La esperanza, como los pájaros, emigra o simplemente se desvanece. Lo que define el mundo de La rastra es esa pérdida. Los personajes de la novela continúan vagando por desiertos y pueblos, sin ningún apego o respeto por la naturaleza, hasta llegar al punto de tomarla como enemiga (en un lúcido “si se quiere morir, la matamos”).

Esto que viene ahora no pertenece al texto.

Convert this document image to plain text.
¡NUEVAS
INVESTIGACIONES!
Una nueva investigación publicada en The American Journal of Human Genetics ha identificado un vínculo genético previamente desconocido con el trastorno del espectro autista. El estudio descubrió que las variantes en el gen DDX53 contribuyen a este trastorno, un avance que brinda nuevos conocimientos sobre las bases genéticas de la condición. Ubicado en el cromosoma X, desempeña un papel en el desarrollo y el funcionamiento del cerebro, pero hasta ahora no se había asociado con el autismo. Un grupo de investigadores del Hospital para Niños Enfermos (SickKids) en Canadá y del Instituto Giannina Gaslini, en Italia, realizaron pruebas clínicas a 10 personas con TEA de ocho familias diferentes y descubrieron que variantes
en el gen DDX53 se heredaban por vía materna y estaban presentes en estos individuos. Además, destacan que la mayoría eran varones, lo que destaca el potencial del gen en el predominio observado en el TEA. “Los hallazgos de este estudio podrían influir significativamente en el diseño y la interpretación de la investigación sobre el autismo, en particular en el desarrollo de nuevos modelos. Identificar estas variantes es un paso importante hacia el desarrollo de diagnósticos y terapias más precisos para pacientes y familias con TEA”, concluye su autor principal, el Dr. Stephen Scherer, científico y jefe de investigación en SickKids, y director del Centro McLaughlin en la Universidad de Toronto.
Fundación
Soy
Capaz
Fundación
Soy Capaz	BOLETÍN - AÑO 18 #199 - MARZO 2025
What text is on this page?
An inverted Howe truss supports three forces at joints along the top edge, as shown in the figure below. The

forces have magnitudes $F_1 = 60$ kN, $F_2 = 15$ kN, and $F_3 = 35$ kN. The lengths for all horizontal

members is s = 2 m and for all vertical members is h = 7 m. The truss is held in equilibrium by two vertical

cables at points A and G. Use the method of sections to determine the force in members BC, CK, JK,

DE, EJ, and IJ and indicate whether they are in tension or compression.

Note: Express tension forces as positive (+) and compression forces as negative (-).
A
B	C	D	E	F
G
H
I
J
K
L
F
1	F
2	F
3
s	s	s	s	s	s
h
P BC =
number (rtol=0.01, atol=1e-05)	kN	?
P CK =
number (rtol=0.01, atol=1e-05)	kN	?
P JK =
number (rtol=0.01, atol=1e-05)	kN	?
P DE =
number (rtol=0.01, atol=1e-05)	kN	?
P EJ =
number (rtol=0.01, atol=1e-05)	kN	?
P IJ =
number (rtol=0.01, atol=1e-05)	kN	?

Entonces ¿qué capacidad de acción queda cuando no es posible vislumbrar nada más allá? Si facultades tales como la inventiva, la imaginación o la esperanza, primas hermanas, no encuentran dónde residir, la consecuencia es un mundo cada día más despotenciado. La consecuencia es directamente política: ese es el gran tema de la segunda parte del libro, con una serie de ancianos enfermos —que han pasado suficiente tiempo sobre el mundo— llevando a cabo acciones desesperadas para despertar conciencias. Se van a pudrir como todo lo orgánico, pero quieren dejar su huella: la “esperanza” ha emigrado de una vez y no consiguen remover nada.
Jamás nos pondremos de acuerdo en qué fue primero, esperar o imaginar, pero es probable que la vida humana no pueda oponer absolutamente nada si carece de cualquiera de esas facultades
“Supongo que tengo esperanza a corto plazo y terror a largo plazo”, dijo otra escritora que dedicó largo tiempo a pensar futuros, en la película Los mundos de Ursula K. Le Guin. Donde Williams lleva su novela tampoco queda ya terror, sino una desidia de brazos caídos, desorientación y absurdo kafkiano. Nos alerta, por su muy elaborada ficción, de que el fin se va a hacer mucho peor si ahuyentamos a la esperanza, prima hermana de la imaginación.
Me pregunto todo el tiempo por la responsabilidad que tiene toda creadora, todo creador, que sabe jugar con los elementos del mundo y construir imaginarios. Porque jamás nos pondremos de acuerdo en qué fue primero, esperar o imaginar, pero es probable que la vida humana no pueda oponer absolutamente nada si carece de cualquiera de esas facultades.